Auf den ersten Blick nicht viel. Und doch mehr als in den letzten 40 Jahren zusammen. Die Menschen sind frei, sie können sich informieren, austauschen. Die Pressevielfalt in Rumänien ist so groß, wie kaum sonst wo, Westfernsehen fast überall. Der Informationsbedarf ist nach 40 Jahren Isolierung so enorm, dass er auf lange Sicht noch nicht gesättigt sein wird. Es findet "Horizonterweiterung" statt, überall, auch in den Reihen von Alcar, und dort ganz besonders, nicht zuletzt dadurch bedingt, dass nun auch Alcar nach fünf Jahren langsam aus den Kinderschuhen herauswächst und eingeschult wird.
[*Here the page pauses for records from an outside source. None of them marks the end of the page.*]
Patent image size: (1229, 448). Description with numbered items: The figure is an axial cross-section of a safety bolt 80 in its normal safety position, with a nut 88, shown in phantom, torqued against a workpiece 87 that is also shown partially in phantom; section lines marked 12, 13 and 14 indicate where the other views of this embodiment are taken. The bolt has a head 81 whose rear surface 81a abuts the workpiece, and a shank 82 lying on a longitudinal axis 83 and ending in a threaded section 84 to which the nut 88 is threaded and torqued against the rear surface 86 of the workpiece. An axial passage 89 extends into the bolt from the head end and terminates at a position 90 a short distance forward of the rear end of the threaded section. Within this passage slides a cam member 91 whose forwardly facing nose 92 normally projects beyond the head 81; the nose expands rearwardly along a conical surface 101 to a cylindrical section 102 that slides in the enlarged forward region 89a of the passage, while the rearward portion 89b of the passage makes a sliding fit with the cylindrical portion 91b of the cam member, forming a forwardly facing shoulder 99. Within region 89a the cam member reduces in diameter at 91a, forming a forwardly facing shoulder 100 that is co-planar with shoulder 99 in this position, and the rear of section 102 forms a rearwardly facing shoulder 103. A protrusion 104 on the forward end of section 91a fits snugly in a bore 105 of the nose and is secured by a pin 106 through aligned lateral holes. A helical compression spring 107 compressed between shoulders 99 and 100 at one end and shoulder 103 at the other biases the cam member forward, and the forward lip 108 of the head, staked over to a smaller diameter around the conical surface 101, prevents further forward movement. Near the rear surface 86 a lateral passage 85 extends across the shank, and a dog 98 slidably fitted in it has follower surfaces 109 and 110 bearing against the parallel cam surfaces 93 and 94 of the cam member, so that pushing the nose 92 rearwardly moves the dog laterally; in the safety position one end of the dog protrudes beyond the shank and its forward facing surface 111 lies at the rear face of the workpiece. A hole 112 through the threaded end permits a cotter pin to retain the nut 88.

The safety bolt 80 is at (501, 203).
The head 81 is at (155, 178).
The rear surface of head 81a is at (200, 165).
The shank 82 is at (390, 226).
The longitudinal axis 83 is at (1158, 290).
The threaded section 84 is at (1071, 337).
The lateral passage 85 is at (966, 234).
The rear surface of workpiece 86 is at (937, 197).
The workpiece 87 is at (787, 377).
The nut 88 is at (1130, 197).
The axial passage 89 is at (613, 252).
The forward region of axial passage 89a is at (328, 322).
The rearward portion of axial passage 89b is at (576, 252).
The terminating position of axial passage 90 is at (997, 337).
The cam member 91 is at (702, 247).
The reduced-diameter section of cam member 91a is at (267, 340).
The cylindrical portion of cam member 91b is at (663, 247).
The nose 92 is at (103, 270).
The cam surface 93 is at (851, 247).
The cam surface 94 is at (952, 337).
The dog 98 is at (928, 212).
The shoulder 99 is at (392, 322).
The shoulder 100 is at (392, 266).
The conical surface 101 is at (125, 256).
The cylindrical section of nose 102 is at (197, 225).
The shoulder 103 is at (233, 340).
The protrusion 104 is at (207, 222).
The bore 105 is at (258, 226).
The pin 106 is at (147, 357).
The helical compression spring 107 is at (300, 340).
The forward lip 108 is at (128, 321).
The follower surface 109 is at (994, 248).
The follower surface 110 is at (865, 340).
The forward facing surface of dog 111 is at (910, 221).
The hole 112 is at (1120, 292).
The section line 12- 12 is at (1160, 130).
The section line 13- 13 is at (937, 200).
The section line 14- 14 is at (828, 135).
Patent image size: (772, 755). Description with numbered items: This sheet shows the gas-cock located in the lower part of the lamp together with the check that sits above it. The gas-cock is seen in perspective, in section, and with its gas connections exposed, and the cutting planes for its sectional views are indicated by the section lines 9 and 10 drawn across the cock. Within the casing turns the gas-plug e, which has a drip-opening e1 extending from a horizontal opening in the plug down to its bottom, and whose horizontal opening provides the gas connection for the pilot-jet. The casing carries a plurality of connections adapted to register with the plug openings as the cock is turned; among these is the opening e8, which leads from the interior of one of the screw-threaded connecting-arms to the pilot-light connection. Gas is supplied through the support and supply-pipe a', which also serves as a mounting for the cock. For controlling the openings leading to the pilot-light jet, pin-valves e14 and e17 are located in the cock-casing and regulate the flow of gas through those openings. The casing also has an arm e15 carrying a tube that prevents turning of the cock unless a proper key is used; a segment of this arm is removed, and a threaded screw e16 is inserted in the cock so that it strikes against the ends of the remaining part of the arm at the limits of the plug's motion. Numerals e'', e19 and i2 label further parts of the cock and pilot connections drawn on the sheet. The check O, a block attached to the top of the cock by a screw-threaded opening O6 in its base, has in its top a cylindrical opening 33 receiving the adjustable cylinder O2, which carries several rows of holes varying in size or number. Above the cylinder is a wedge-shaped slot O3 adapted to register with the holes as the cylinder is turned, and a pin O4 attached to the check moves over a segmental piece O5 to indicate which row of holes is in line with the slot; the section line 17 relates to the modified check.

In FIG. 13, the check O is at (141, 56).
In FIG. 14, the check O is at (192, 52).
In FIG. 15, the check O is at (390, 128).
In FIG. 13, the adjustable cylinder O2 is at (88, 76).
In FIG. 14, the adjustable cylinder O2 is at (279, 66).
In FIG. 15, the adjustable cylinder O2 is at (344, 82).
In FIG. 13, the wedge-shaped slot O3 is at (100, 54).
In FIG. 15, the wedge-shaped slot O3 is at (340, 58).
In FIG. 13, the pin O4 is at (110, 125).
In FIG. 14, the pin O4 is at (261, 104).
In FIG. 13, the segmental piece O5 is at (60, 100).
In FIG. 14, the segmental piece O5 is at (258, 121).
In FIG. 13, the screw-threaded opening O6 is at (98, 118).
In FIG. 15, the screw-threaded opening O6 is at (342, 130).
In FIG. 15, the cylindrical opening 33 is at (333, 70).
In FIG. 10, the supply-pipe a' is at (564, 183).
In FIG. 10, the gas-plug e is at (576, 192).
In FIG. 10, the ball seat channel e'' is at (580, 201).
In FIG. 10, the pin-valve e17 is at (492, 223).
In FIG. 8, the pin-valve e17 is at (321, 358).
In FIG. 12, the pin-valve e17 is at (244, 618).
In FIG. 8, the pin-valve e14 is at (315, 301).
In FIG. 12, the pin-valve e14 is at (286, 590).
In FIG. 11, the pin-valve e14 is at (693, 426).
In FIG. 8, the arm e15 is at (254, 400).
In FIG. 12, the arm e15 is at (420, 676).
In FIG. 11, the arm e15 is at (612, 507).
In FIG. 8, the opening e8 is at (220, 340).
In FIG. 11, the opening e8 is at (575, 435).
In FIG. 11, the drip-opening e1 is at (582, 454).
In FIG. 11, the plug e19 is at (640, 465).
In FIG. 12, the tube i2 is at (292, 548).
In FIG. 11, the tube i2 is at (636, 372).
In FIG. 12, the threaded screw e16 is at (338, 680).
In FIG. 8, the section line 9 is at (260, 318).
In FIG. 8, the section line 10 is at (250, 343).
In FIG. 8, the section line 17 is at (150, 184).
 Einsicht ist vorhanden. Man hat erkannt, dass man etwas tun muss, dass man mit in der Verantwortung ist, um die ehrgeizigen Ziele, die sich die beiden Vereine Pro Romania und Alcar gesetzt haben, zu erreichen.
 Man hat aber auch die Chancen gesehen, die sich für viele dadurch ergeben. Ich denke an die Arbeitsplätze und an die Gastfamilien beim "Touristikprojekt" im Oktober. Ich habe das Gefühl, dass die Zeiten vorbei sind, in denen die Leute von Alcar und die Einwohner aus Alios sich nur in der bequemen Rolle des Almosenempfängers sahen. Heute zeigt man Engagement; das Prinzip wurde verstanden.
 Hierfür brauchte es Zeit, aber ich bin sicher, dass diese Zeit jetzt da ist und dies nicht zuletzt auch dadurch, dass die Richtungskämpfe innerhalb von Alcar entschieden sind. Einige kleinere Störungsmanöver sind von Zeit zu Zeit noch zu beobachten, sie stellen aber keine wirkliche Gefahr mehr dar.
 Acht Jahre hat's gebraucht, bis wirklich eine gemeinsame starke Basis vorhanden war, auf der man nun zielstrebig und geradlinig gemeinsam aufbauen kann.
 
     Dies sehe ich als den größten Erfolg unserer bisherigen Arbeit an. "Veränderungen zum Positiven beginnen immer in den Köpfen der Menschen". Dies haben wir gemeinsam erreicht, und darauf bin ich stolz.
 
     Stricken, so wie wir sie brauchen, können wir uns die Menschen nicht. Gott sei Dank ist das so, denn jeder hat seine eigene Persönlichkeit und Lebensauffassung, seine eigene Identität, die er nicht aufgeben darf, auch nicht um der gemeinsamen Sache wegen. Dieser Preis wäre zu hoch.
 Denken wir immer daran bei unseren zukünftigen Projekten zusammen mit unseren Freunden von Alcar und achten wir darauf, dass wir den Leuten nicht zu nahe treten.